Friday, October 29, 2010

Prossesing Black and White Photos

1. A metal or plastic film tank,Three dark plastic containers to hold chemistry, Graduates (used to measure chemicals), A darkroom timer, A can opener and, A room that is totally light proof (not even the slightest sliver of light should be visible)
2.), Developer (see other sidebar), Glacial Acetic Acid (optional, for Stop Bath), Fixer (Kodak Rapid Fixer with Hardener is highly recommended) and, Hypo Eliminator.
3.) Remove the film from the cassette. Load the film onto either a metal or plastic film reel. Place the loaded reel in the film tank ad cover. Posses film by laying out the chemicals in front of you: a film developer (nickname: soup), a stop bath, and a fixer with hardener, and a hypo eliminator bath. Most film is processed between 65 and 75 degrees. Pour developer into the open part of the sealed film tank. Pour running water into the pour spout for one minute to stop development let the film sit in that for 30 seconds to wash off the developer. Pour in a tankful of Hypo Eliminator (also called Hypo Clearing Agent) and agitate for two minutes. One final wash, for five minutes. In about 1-2 hours, the film will be dry. Use scissors to cut the film into strips six negatives long.
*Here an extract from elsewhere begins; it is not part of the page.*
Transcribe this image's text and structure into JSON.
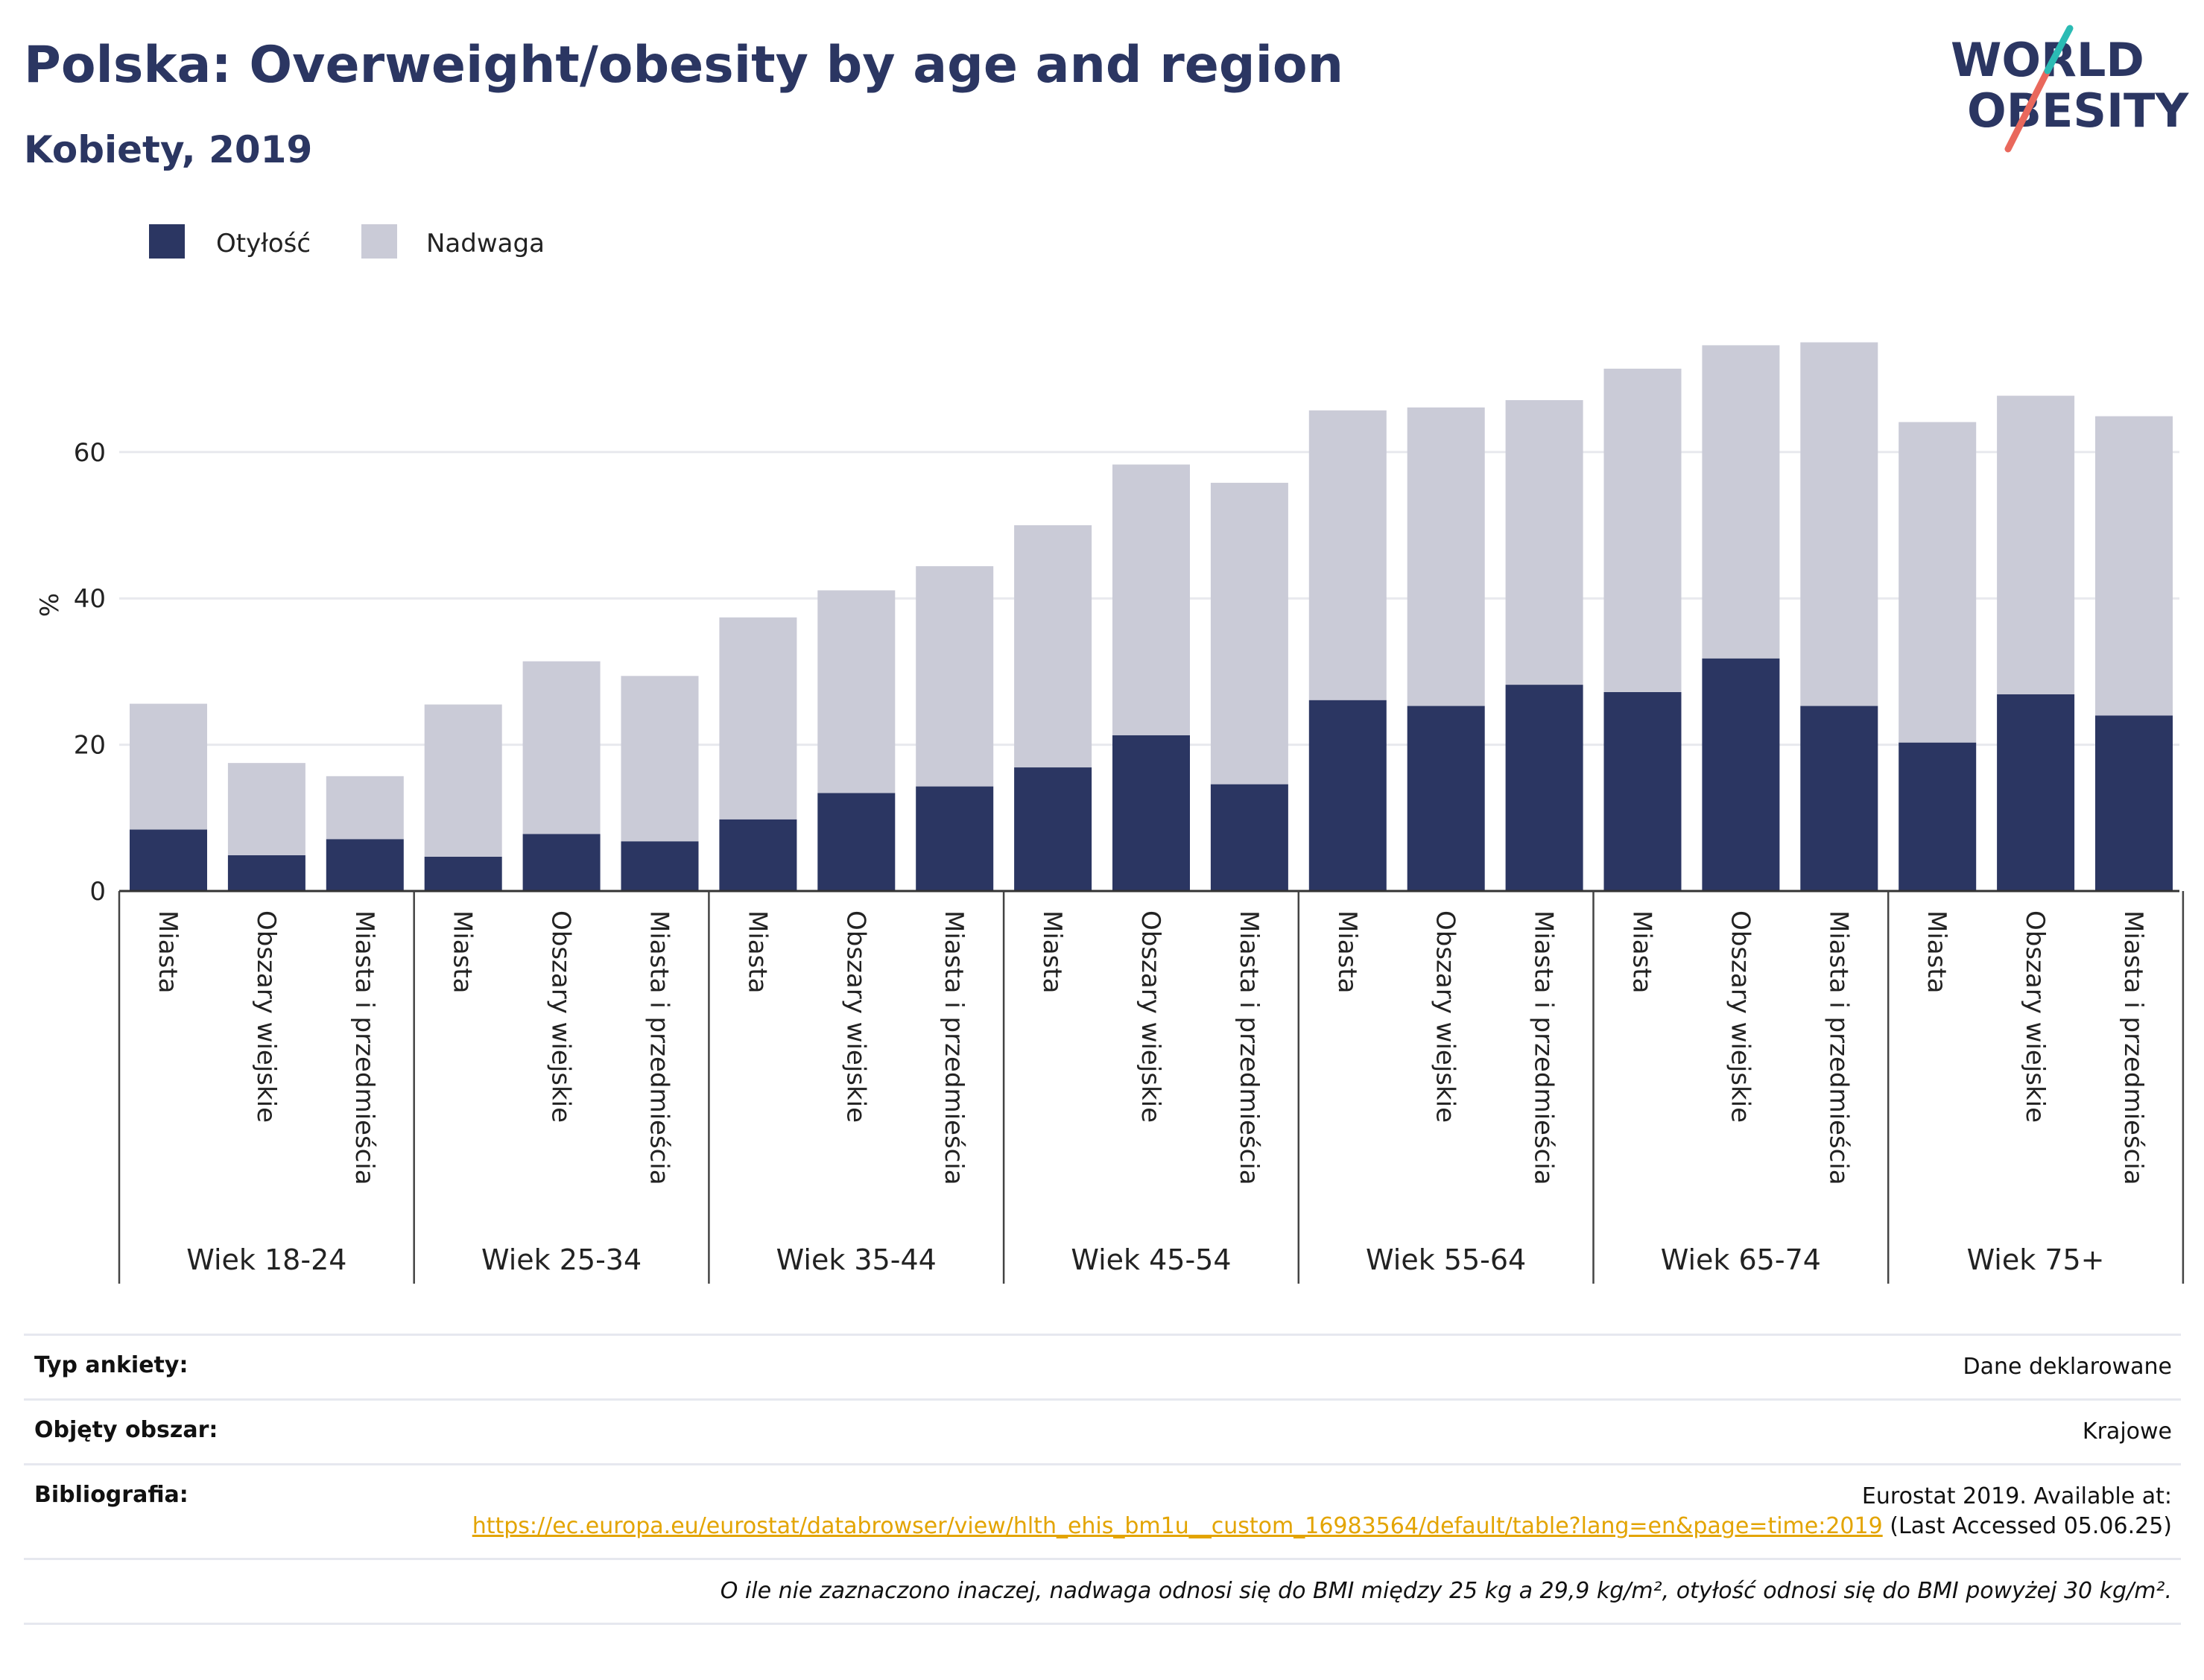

Be careful to cut the film in the space between the images.

1. Contact sheet- a contact print, usually of all frames of a developed roll of negative print film, used as a proof print.
2. Enlarger- an apparatus used for making projection prints, having a head for holding, illuminating, and projecting a film negative and a bed for holding a sheet of sensitized printing paper.
3. Developer- a reducing agent or solution for developing a film or the like.